DCC won't stray from focus on core divisions, says CEO
DIVERSIFIED group DCC will continue to focus on its four key divisions, and doesn't intend to branch out into other sectors after selling its environmental unit last year, according to chief executive Donal Murphy.
DCC - a FTSE-100 company that has interests across fuel, energy, technology, and healthcare - yesterday reported strong first-half results, with its operating profit rising 15.9pc to £141.9m (€163.2m) in what is the quietest half of its financial year. Revenue from continuing operations was up 24.7pc at £7.4bn (€8.5bn).
"When you look at the businesses that we're in - and they're very broad sectors that we operate in today - we have plenty of opportunities," he told the Irish Independent.
"We don't need to be looking for other things to do at the moment. We went through a period, over the past four or five years, where we streamlined the group," he added.
"We got out of areas that were more marginal for us - the food and beverage business and environmental. I'd say we've plenty of opportunities within the four sectors."
Mr Murphy, who joined DCC about 20 years ago, said the group has completed more than 260 acquisitions since its flotation in 1994.

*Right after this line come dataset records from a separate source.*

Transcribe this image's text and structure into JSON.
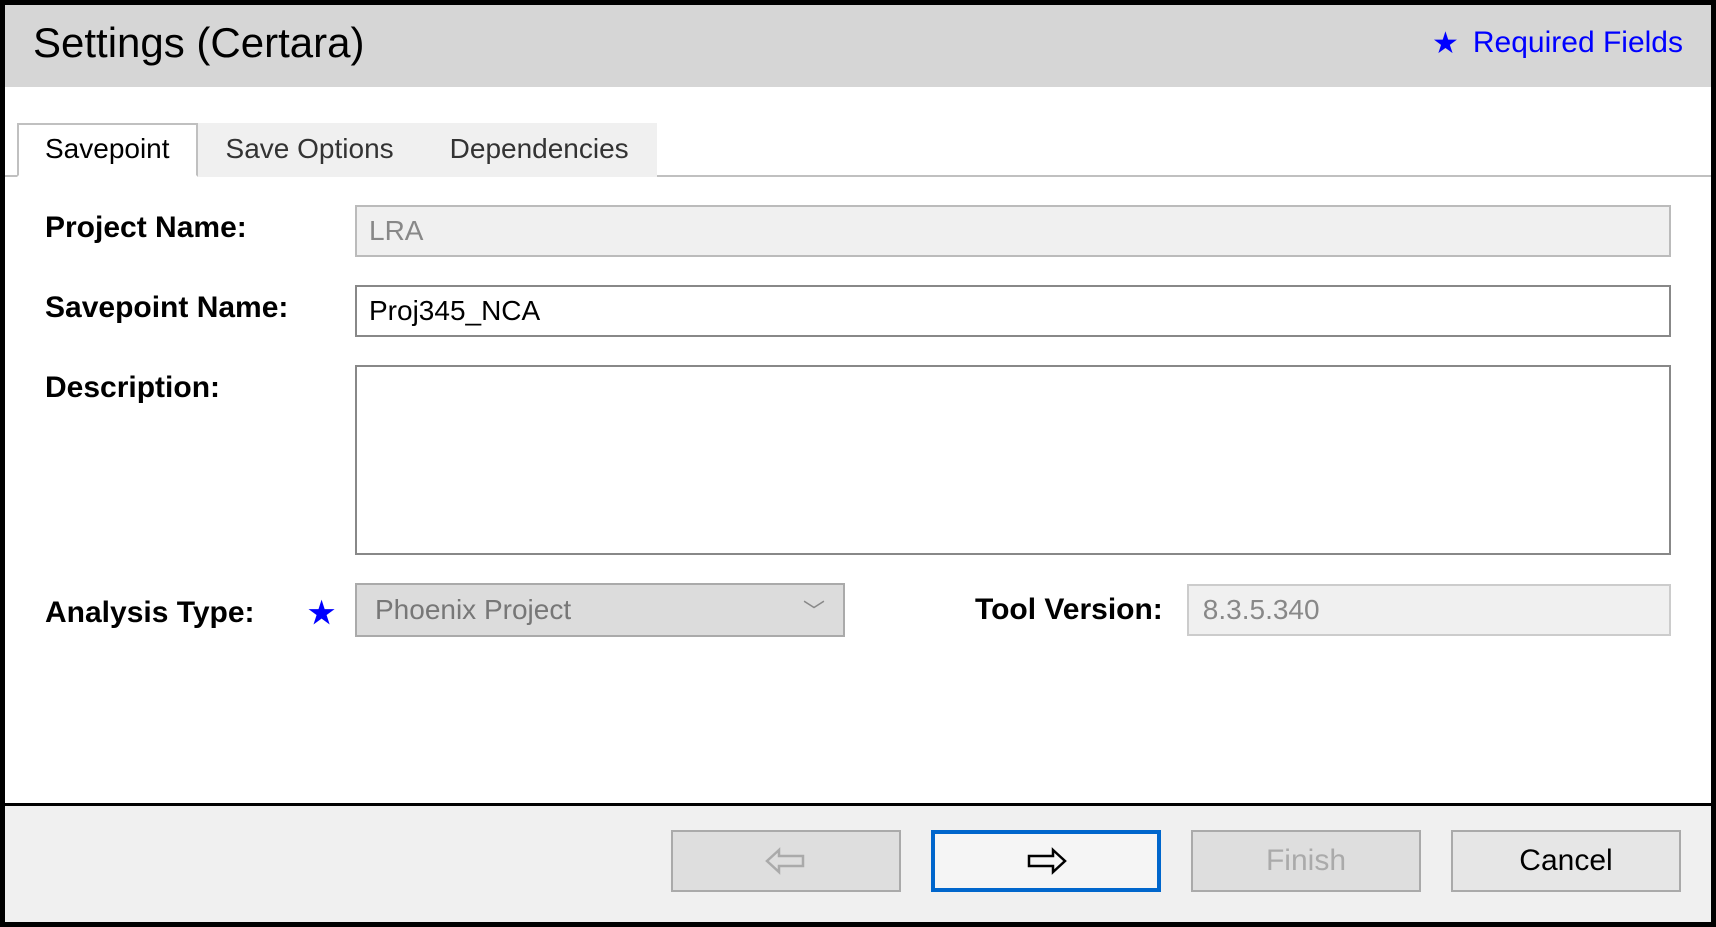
{
  "title": "Settings (Certara)",
  "required_note": "Required Fields",
  "tabs": [
    "Savepoint",
    "Save Options",
    "Dependencies"
  ],
  "active_tab_index": 0,
  "form": {
    "project_name_label": "Project Name:",
    "project_name_value": "LRA",
    "savepoint_name_label": "Savepoint Name:",
    "savepoint_name_value": "Proj345_NCA",
    "description_label": "Description:",
    "description_value": "",
    "analysis_type_label": "Analysis Type:",
    "analysis_type_value": "Phoenix Project",
    "tool_version_label": "Tool Version:",
    "tool_version_value": "8.3.5.340"
  },
  "buttons": {
    "back": "Back",
    "next": "Next",
    "finish": "Finish",
    "cancel": "Cancel"
  }
}
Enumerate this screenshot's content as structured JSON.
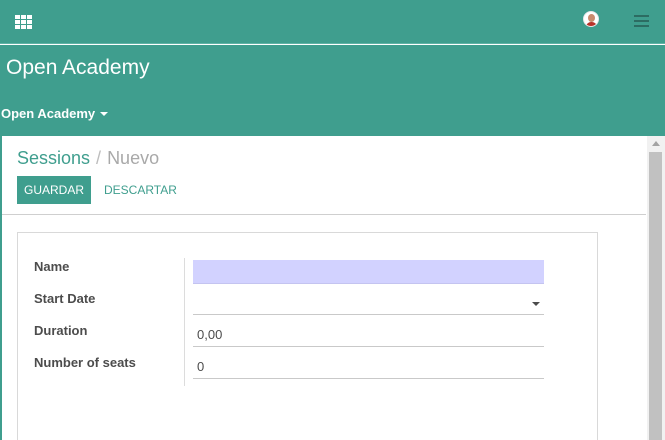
{
  "topbar": {
    "apps_icon": "apps-grid-icon",
    "avatar_icon": "user-avatar-icon",
    "menu_icon": "hamburger-icon"
  },
  "header": {
    "app_title": "Open Academy",
    "menu_label": "Open Academy"
  },
  "breadcrumb": {
    "parent": "Sessions",
    "separator": "/",
    "current": "Nuevo"
  },
  "buttons": {
    "save_label": "GUARDAR",
    "discard_label": "DESCARTAR"
  },
  "form": {
    "fields": [
      {
        "label": "Name",
        "value": "",
        "required": true
      },
      {
        "label": "Start Date",
        "value": ""
      },
      {
        "label": "Duration",
        "value": "0,00"
      },
      {
        "label": "Number of seats",
        "value": "0"
      }
    ]
  },
  "colors": {
    "primary": "#3f9e8e",
    "required_field": "#d2d2ff",
    "text": "#4c4c4c"
  }
}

In the past 12 months, it has spent more than £900m (€1.03bn) on acquisitions. In September, DCC raised £600m in a share placement in order to boost its takeover war-chest.
DCC has extensive interests across Europe. It owns self-service petrol stations in France and Norway, and is the largest distributor of home heating oil in the UK. Its LPG business is its largest division, accounting for almost half its full-year operating profit, most of it generated in continental Europe.
Mr Murphy said that capital deployment in terms of acquisitions will continue to be disciplined. "We have such a range of opportunities to deploy capital and we're really active in trying to find the right opportunities at the right return," he said.